Hi,
I estimated a phylogeny tree, using the partial mitogenomes from around 100 taxa, using both the methods, maximum likelihood (RAXML) and the bayesian inference (BEAST2).
The topology remains the same in both the methods. I did it without partitions of mitogenomes., And, further, performed the selection analysis using PAML for the mitogenomes
and calculated the dN\dS substitutions by pairwise. I noticed that some of the mitogenomes were under negative selection and some of them are positive selection., My
question is, how do I know which genes in the mitogenomes are under selection ? Is it important to perform the analysis using partitions ?
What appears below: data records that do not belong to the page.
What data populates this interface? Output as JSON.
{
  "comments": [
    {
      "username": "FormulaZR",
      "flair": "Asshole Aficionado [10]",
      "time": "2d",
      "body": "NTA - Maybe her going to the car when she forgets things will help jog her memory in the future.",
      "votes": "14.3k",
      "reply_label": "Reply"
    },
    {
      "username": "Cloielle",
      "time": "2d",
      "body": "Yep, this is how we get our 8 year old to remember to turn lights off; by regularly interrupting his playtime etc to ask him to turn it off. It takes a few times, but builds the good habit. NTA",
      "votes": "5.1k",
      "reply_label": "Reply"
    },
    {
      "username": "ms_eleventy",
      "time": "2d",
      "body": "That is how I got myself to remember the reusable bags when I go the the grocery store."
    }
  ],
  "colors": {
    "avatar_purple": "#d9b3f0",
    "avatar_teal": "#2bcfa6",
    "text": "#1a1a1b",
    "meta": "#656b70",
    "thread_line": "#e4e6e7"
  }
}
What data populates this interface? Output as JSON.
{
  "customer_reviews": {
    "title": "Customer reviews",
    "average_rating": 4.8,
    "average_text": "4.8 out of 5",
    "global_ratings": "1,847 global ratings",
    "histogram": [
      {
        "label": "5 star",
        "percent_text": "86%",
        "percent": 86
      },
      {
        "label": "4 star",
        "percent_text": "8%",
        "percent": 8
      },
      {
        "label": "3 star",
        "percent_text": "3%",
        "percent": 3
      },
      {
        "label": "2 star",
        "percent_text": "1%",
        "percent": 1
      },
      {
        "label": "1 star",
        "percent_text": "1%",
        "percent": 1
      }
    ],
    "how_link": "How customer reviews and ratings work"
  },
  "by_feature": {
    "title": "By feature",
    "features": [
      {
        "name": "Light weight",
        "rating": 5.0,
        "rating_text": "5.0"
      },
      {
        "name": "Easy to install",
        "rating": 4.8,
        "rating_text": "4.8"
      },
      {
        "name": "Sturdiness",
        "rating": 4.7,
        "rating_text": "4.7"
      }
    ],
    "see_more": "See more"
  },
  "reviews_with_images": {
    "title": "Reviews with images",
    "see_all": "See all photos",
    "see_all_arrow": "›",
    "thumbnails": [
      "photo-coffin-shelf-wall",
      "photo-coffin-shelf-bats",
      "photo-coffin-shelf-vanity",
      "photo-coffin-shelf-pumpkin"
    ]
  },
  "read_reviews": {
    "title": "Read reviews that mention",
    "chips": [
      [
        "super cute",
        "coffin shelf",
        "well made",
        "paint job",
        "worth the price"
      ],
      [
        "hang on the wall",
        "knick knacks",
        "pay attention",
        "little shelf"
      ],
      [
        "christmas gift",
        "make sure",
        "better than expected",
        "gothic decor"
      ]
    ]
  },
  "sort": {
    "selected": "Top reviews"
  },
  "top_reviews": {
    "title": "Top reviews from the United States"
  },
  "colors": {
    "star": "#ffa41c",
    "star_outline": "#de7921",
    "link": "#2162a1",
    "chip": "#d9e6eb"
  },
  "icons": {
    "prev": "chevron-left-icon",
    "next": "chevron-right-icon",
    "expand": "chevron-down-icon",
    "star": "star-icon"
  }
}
Is their any tools, which can split the multiple sequence alignment file in to partitions file.
Suggestions please.
Alright,
Making a partition for a few samples is doable, manually. How about ~100 taxa ?
For genomes it was straightforward to predict orthologs and then genetic inference. For mitogenomes it was a little difficult.
Partitions are done by proteins/genes (by individual sequence alignments), not by taxa. I don't know of any way to delineate them except manually. That means if I have a protein A with 5000 taxa, I make an alignment of all those sequences and count the number of aligned columns. Let's say there are 200 columns in the alignment of protein A, and another 150 in protein B. When I concatenate them into a single alignment, which is now 350 residues wide (and 5000 taxa long), my two partitions will be 1-200 and 201-350. Doesn't matter how many taxa I have, as the partitions are defined by individual sequences that make up a complex alignment.
Just to add to this - one convenient option for automated partition generation is the
pxcat
program in Phyx tools suite:https://github.com/FePhyFoFum/phyx
In the example above there is an alignment that is 2174 residues wide, and it is divided into 16 partitions - one for each protein that were concatenated together. It shows you that partitions #2, #11 and #15 are considered under the same evolutionary model (LG substitution matrix, 4 categories of the gamma-shaped rate distribution), while other partitions fall with different matrix and gamma combinations.